The bemused look on his face is bugging me. Suddenly I feel like the most ignorant person on the planet. “No, but—HD,” he says. “If you don't see me as black, maybe you're not seeing me as me. Because I
am
black.”

“I know that, obviously. I didn't mean … We shouldn't be having this conversation.” I'm officially mortified. But I'm just being honest. I guess I don't think of Caleb as being so connected to those struggles in his grandfather's paintings. It's not the same as the old days, now. His family is way richer than mine—and practically everyone I know. And anyway, we live in a place where people just don't think like that anymore. But now I feel like a total jackass for saying anything.

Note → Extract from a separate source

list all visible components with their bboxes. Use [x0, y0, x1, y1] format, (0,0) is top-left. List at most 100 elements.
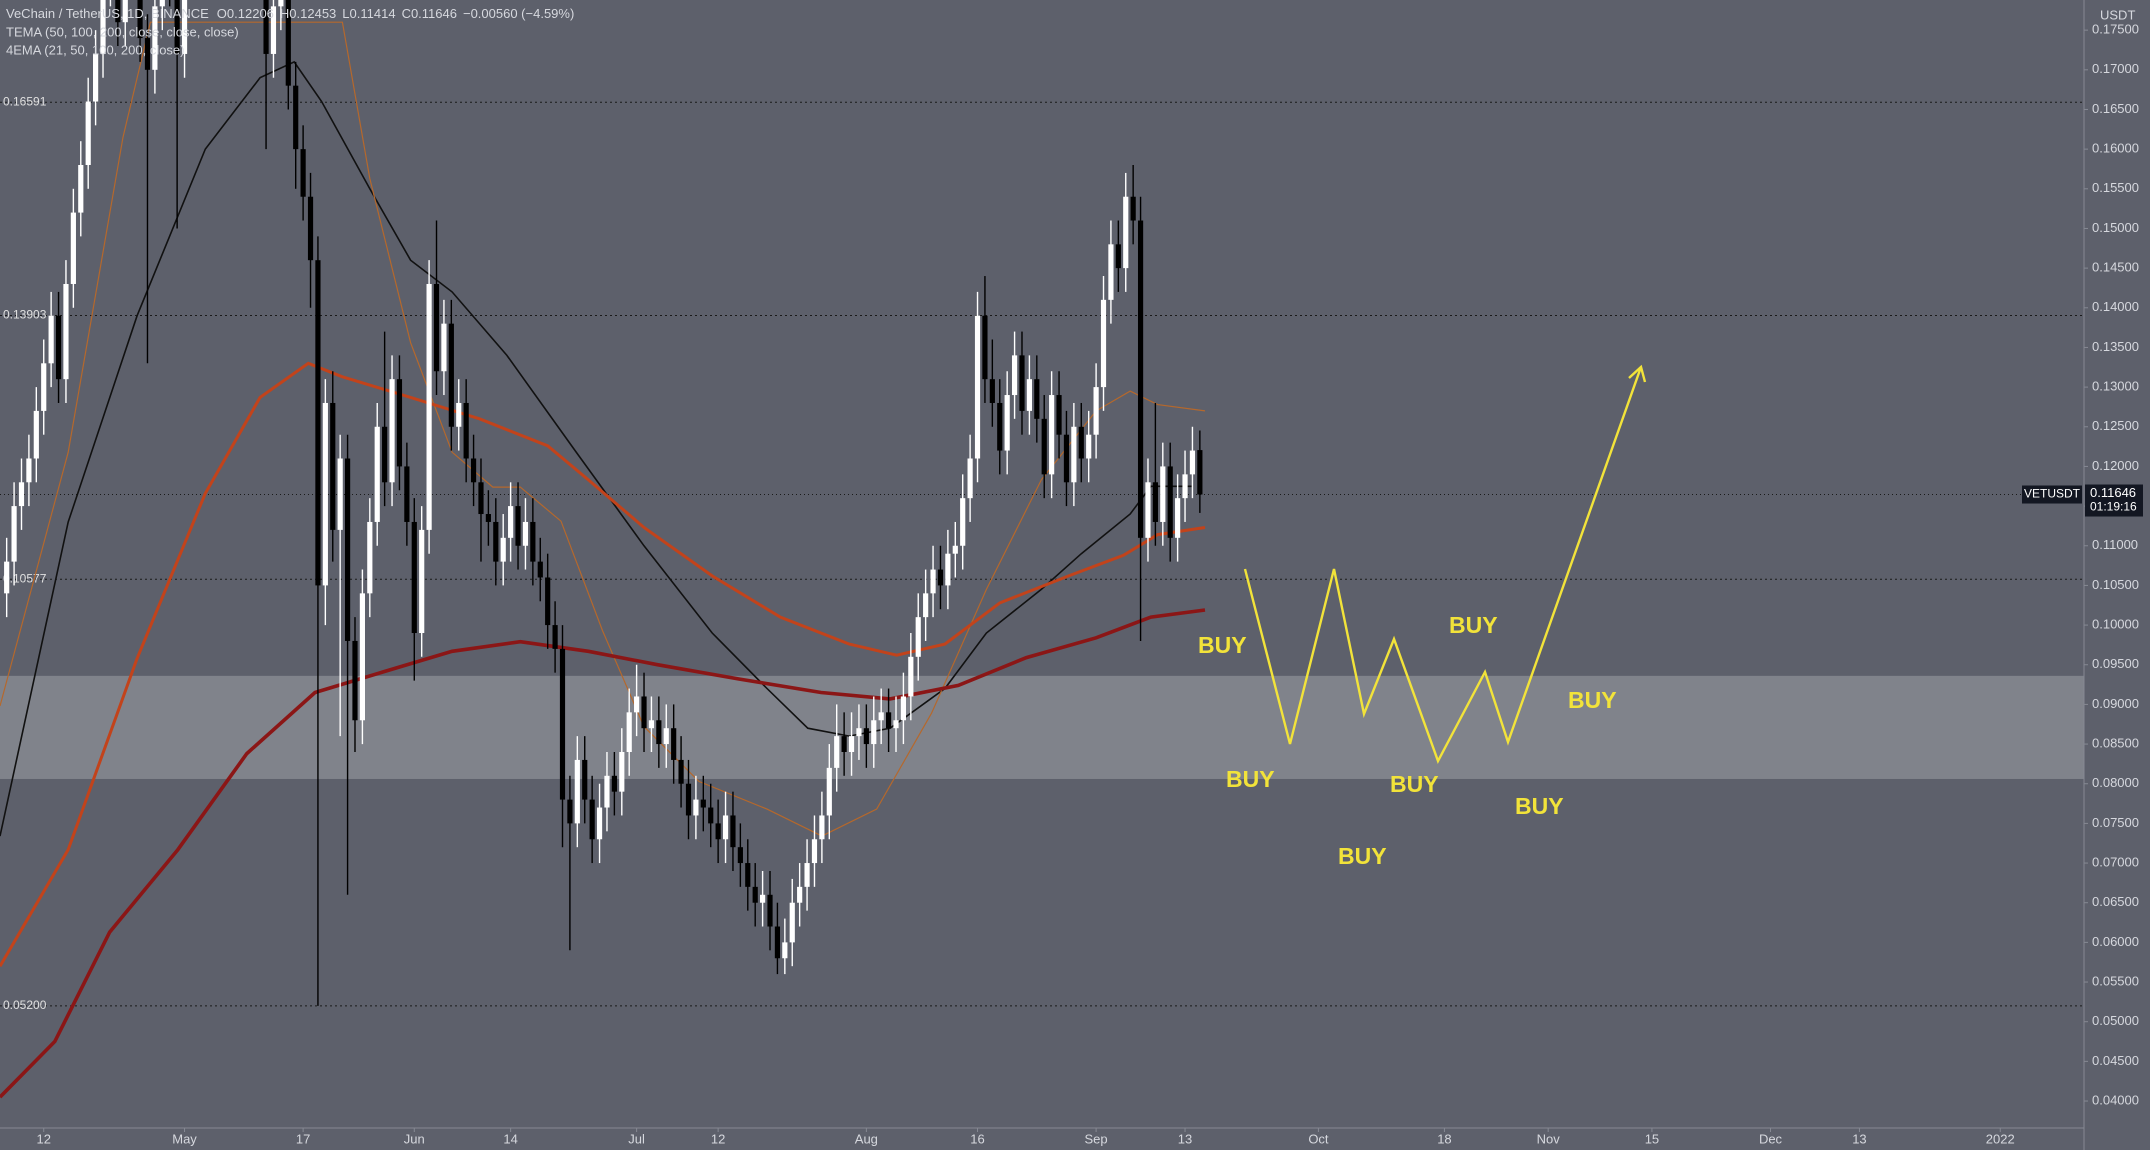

He takes my hands. “It's okay, HD. I get what you're saying. What I'm saying is, we still don't live in a world where race doesn't matter. This”—he points to the skin on the back of one of his hands—“still affects the way people see me. It just does.”

I force myself to look up into his face, in spite of my complete humiliation. “Sorry. I didn't mean to be … an idiot about it.”

“You're not an idiot, HD. You're just white. Can't be helped.” Then he cracks up laughing all over again. I shove him.

“But listen, HD,” he says, calming down. “Look. At the end of the day, I wouldn't want to live in a world that doesn't see race. I want to live in a world where people aren't
disadvantaged
on account of race, but that's different. I like being a black dude, okay? And I'm proud of where I come from. That's why I brought you to see my grandfather's paintings.”